I'm looking to write a tool that aims to convert debug symbols of one format to another format that's compatible for use under GDB. This seems like a tedious and potentially complex project so I'm not exactly sure how to tackling it.
Intially I'm aiming to convert the Turbo Debug Symbol table(TDS) emitted from borland compilers into something like stabs or dwarf format(seems like dwarf is prefer from my research). But ideally I want to design my tool to be easy enough to extend so it could convert other formats too later on. e.g. codeview4 or maybe even pdb.
My primary motivation for creating this are:
- Interoperability. If I can convert a foreign debug format into a form gdb can work with then source-level debugging would be possible on binaries compiled from another compiler other than gcc. This means any frontend debugging interface that uses gdb as a backend will work as well.
- No other tools exist. I did a google searching around for similar tools and the closest I've found is tds2dbg. But it doesn't quite do what I'm looking for.
What I have to work with at the moment:
- I already have a debug hook API that can understand the TDS debug format. I can use that to help me get at the needed information from the source format I'm converting from.

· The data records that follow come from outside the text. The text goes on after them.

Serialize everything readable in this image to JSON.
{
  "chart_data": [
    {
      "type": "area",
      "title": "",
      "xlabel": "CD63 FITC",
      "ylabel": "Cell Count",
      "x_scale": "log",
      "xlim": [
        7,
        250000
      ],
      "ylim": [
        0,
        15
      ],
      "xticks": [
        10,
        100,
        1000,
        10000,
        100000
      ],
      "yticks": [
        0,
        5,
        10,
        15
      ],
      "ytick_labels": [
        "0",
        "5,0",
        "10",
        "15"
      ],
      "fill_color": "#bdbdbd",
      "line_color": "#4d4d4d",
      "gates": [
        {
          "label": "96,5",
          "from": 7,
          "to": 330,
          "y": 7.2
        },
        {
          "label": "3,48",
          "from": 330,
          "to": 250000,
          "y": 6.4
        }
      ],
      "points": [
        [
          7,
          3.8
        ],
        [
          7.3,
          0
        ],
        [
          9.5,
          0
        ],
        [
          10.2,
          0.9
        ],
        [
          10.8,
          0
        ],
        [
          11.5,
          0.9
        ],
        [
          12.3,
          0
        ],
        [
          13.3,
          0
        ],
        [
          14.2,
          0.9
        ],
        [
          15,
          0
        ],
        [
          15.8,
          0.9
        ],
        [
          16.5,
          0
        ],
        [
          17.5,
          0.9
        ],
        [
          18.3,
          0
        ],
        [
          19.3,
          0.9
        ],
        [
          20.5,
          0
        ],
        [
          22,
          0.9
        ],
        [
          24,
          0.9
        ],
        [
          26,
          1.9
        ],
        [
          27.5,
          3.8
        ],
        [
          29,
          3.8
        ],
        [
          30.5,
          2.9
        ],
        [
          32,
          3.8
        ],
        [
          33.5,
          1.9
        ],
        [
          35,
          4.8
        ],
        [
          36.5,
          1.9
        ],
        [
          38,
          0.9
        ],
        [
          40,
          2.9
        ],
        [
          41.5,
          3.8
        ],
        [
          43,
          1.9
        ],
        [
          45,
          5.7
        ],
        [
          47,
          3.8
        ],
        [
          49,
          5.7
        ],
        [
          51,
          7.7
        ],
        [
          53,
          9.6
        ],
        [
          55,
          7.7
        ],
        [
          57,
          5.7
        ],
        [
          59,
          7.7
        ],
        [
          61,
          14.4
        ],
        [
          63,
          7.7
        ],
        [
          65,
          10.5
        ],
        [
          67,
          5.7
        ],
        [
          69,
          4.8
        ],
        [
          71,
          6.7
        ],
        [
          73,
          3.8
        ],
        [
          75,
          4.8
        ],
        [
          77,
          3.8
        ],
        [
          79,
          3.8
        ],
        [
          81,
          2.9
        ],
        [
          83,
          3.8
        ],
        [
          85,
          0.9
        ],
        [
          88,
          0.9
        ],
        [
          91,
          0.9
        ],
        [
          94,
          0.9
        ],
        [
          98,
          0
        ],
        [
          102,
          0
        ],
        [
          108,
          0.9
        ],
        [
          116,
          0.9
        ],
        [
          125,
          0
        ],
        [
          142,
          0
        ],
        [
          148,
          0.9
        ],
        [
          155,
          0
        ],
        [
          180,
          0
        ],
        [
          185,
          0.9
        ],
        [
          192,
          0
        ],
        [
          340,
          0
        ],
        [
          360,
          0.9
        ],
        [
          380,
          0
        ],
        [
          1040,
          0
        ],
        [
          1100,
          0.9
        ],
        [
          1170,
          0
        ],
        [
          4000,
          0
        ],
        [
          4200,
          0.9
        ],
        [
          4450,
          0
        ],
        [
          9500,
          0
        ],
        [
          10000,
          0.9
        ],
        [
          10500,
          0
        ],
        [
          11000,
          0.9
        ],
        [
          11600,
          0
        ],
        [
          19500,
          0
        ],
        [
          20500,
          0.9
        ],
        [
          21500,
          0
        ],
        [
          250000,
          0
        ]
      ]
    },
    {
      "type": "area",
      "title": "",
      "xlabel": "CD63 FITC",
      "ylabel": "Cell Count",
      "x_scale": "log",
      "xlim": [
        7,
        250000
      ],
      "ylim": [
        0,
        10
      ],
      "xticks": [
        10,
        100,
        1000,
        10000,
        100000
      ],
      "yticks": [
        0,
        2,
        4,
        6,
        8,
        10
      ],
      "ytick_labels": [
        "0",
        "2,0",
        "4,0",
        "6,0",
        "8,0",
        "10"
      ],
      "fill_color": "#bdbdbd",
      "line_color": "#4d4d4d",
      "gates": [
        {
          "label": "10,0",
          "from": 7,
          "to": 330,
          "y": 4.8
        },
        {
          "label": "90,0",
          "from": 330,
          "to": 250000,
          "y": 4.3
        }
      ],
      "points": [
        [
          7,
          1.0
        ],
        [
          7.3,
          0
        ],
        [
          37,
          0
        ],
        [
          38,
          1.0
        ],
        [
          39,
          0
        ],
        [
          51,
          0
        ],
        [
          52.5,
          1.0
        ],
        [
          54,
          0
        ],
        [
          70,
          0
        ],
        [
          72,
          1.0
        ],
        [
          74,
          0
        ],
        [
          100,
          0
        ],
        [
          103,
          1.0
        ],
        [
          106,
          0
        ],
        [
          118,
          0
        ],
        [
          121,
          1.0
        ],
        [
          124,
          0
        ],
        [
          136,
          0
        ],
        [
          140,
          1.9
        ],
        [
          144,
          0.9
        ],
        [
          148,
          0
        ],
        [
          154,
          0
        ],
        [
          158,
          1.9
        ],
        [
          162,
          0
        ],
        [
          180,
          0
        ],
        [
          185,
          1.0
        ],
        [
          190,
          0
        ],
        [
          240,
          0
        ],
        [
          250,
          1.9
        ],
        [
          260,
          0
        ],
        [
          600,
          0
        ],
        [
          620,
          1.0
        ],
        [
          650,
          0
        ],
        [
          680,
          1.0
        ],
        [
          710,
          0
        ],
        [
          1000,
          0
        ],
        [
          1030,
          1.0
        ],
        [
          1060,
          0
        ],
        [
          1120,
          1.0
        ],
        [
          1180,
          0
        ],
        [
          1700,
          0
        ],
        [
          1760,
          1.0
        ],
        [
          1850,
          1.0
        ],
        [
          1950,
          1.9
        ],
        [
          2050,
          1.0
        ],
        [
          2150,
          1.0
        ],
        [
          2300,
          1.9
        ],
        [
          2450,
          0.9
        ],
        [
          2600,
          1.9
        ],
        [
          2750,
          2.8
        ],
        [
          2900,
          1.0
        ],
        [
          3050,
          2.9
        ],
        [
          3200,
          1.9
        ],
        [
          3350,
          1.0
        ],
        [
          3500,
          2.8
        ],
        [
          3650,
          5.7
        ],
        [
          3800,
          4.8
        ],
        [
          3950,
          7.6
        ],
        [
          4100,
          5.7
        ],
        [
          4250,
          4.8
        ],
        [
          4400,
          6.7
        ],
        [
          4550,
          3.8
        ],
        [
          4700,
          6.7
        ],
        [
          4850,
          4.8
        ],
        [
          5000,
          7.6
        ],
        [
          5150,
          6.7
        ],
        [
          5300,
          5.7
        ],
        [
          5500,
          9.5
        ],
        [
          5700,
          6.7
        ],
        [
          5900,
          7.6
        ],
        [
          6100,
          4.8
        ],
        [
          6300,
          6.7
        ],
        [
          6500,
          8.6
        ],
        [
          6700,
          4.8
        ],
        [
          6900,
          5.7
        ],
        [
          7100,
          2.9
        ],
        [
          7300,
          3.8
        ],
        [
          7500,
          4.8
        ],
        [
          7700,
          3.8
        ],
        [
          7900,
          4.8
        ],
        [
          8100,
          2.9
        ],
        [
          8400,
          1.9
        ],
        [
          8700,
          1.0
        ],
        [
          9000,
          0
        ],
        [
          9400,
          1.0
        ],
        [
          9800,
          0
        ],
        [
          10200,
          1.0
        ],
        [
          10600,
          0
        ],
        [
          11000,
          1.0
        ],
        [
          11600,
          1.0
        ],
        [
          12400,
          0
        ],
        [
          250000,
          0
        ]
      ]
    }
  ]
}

- For the scope of this project, I'm mainly interested in getting this to work under the win32 environment. Other platforms and tools I'm not really concerned about.
- The target dwarf debug format I'm converting to. This one I'm really not familiar with at all. I have used gcc ported compilers like MinGW before and debugged them with gdb with the dwarf format. But I don't have any idea how this format is implemented on windows.
The last point is the one I'm concerned about. I'm reading through the dwarf spec documentation but I find I'm having trouble really understanding and comprehending how it works. There's so much detail in there but at the same time it doesn't have any details about how dwarf gets implemented on object files and image files on a platform that doesn't use ELF natively -- namely the PE-COFF format that windows uses. The documentation is also a very dry read, long sentences make it hard to understand and diagrams and illustrations are sparse. I came across an API called libDwarf that should take most of the parsing work out of interpreting dwarf. The problem is I'm still trying to get it to build and I don't know yet how it will work out.
I haven't written any code yet since I don't fully understand what it is I need to build. I have a feeling the biggest hurtle will be figuring out how to work with dwarf due to it's complexity. Googling for information on how dwarf works under windows hasn't turned up anything helpful either. Like for example, there's no information about the 'glue' code that's needed to contain dwarf within a PE executable image file. How are the dwarf sections exactly layed out? Are there any header information for each section? GDB clearly doesn't just take a 'raw' dwarf debug file and use it as is. So what kind of format does gdb expect the debug file to be in for it to be able to work with it?
My question is, how can I start on such a project? More importantly, where can I turn to for help when I inevitably get stuck on a problem?